Background: In recent years, the microbiome field has undergone a shift from clustering-based methods of operational taxonomic unit (OTU) designation based on sequence similarity to denoising algorithms that identify exact amplicon sequence variants (ASVs), and methods to identify contaminating bacterial DNA sequences from low biomass samples have been developed. Although these methods improve accuracy when analyzing mock communities, their impact on real samples and downstream analysis of biological associations is less clear.

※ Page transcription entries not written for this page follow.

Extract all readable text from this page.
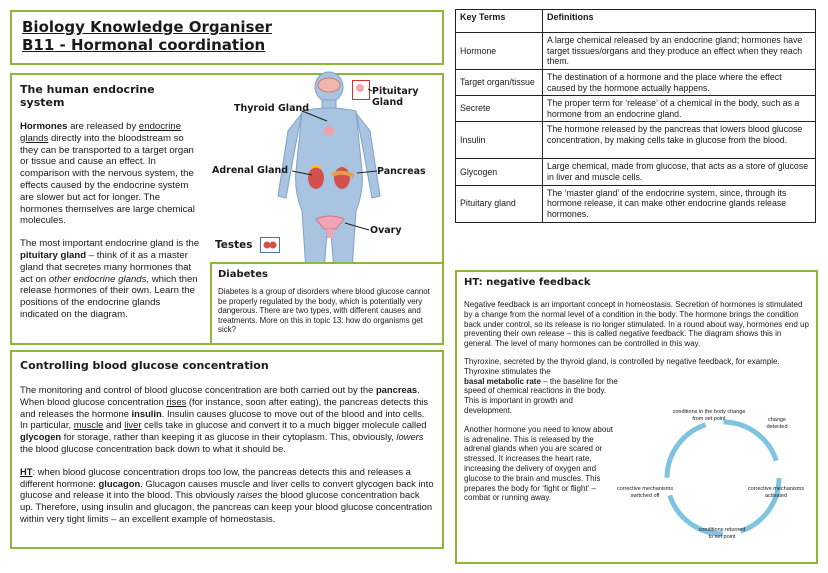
Biology Knowledge Organiser
B11 - Hormonal coordination
The human endocrine system

Hormones are released by endocrine glands directly into the bloodstream so they can be transported to a target organ or tissue and cause an effect. In comparison with the nervous system, the effects caused by the endocrine system are slower but act for longer. The hormones themselves are large chemical molecules.

The most important endocrine gland is the pituitary gland – think of it as a master gland that secretes many hormones that act on other endocrine glands, which then release hormones of their own. Learn the positions of the endocrine glands indicated on the diagram.

Pituitary Gland
Thyroid Gland
Adrenal Gland	Pancreas
Ovary
Testes
Diabetes

Diabetes is a group of disorders where blood glucose cannot be properly regulated by the body, which is potentially very dangerous. There are two types, with different causes and treatments. More on this in topic 13: how do organisms get sick?

Controlling blood glucose concentration

The monitoring and control of blood glucose concentration are both carried out by the pancreas. When blood glucose concentration rises (for instance, soon after eating), the pancreas detects this and releases the hormone insulin. Insulin causes glucose to move out of the blood and into cells. In particular, muscle and liver cells take in glucose and convert it to a much bigger molecule called glycogen for storage, rather than keeping it as glucose in their cytoplasm. This, obviously, lowers the blood glucose concentration back down to what it should be.

HT: when blood glucose concentration drops too low, the pancreas detects this and releases a different hormone: glucagon. Glucagon causes muscle and liver cells to convert glycogen back into glucose and release it into the blood. This obviously raises the blood glucose concentration back up. Therefore, using insulin and glucagon, the pancreas can keep your blood glucose concentration within very tight limits – an excellent example of homeostasis.

Key Terms	Definitions
Hormone	A large chemical released by an endocrine gland; hormones have target tissues/organs and they produce an effect when they reach them.
Target organ/tissue	The destination of a hormone and the place where the effect caused by the hormone actually happens.
Secrete	The proper term for ‘release’ of a chemical in the body, such as a hormone from an endocrine gland.
Insulin	The hormone released by the pancreas that lowers blood glucose concentration, by making cells take in glucose from the blood.
Glycogen	Large chemical, made from glucose, that acts as a store of glucose in liver and muscle cells.
Pituitary gland	The ‘master gland’ of the endocrine system, since, through its hormone release, it can make other endocrine glands release hormones.
HT: negative feedback

Negative feedback is an important concept in homeostasis. Secretion of hormones is stimulated by a change from the normal level of a condition in the body. The hormone brings the condition back under control, so its release is no longer stimulated. In a round about way, hormones end up preventing their own release – this is called negative feedback. The diagram shows this in general. The level of many hormones can be controlled in this way.

Thyroxine, secreted by the thyroid gland, is controlled by negative feedback, for example. Thyroxine stimulates the

basal metabolic rate – the baseline for the speed of chemical reactions in the body. This is important in growth and development.

Another hormone you need to know about is adrenaline. This is released by the adrenal glands when you are scared or stressed. It increases the heart rate, increasing the delivery of oxygen and glucose to the brain and muscles. This prepares the body for ‘fight or flight’ – combat or running away.

conditions in the body change from set point	change detected
corrective mechanisms activated
conditions returned to set point
corrective mechanisms switched off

Results: Here, we re-processed our recently published milk microbiota data using Qiime1 to identify OTUs, and Qiime2 to identify ASVs, with or without contaminant removal using decontam. Qiime2 resolved the mock community more accurately, primarily because Qiime1 failed to detect Lactobacillus. Qiime2 also considerably reduced the average number of ASVs detected in human milk samples (364 ± 145 OTUs vs. 170 ± 73 ASVs, p < 0.001). Compared to the richness, the estimated diversity measures had a similar range using both methods albeit statistically different (inverse Simpson index: 14.3 ± 8.5 vs. 15.6 ± 8.7, p = 0.031) and there was strong consistency and agreement for the relative abundances of the most abundant bacterial taxa, including Staphylococcaceae and Streptococcaceae. One notable exception was Oxalobacteriaceae, which was overrepresented using Qiime1 regardless of contaminant removal. Downstream statistical analyses were not impacted by the choice of algorithm in terms of the direction, strength, and significance of associations of host factors with bacterial diversity and overall community composition.

Conclusion: Overall, the biological observations and conclusions were robust to the choice of the sequencing processing methods and contaminant removal.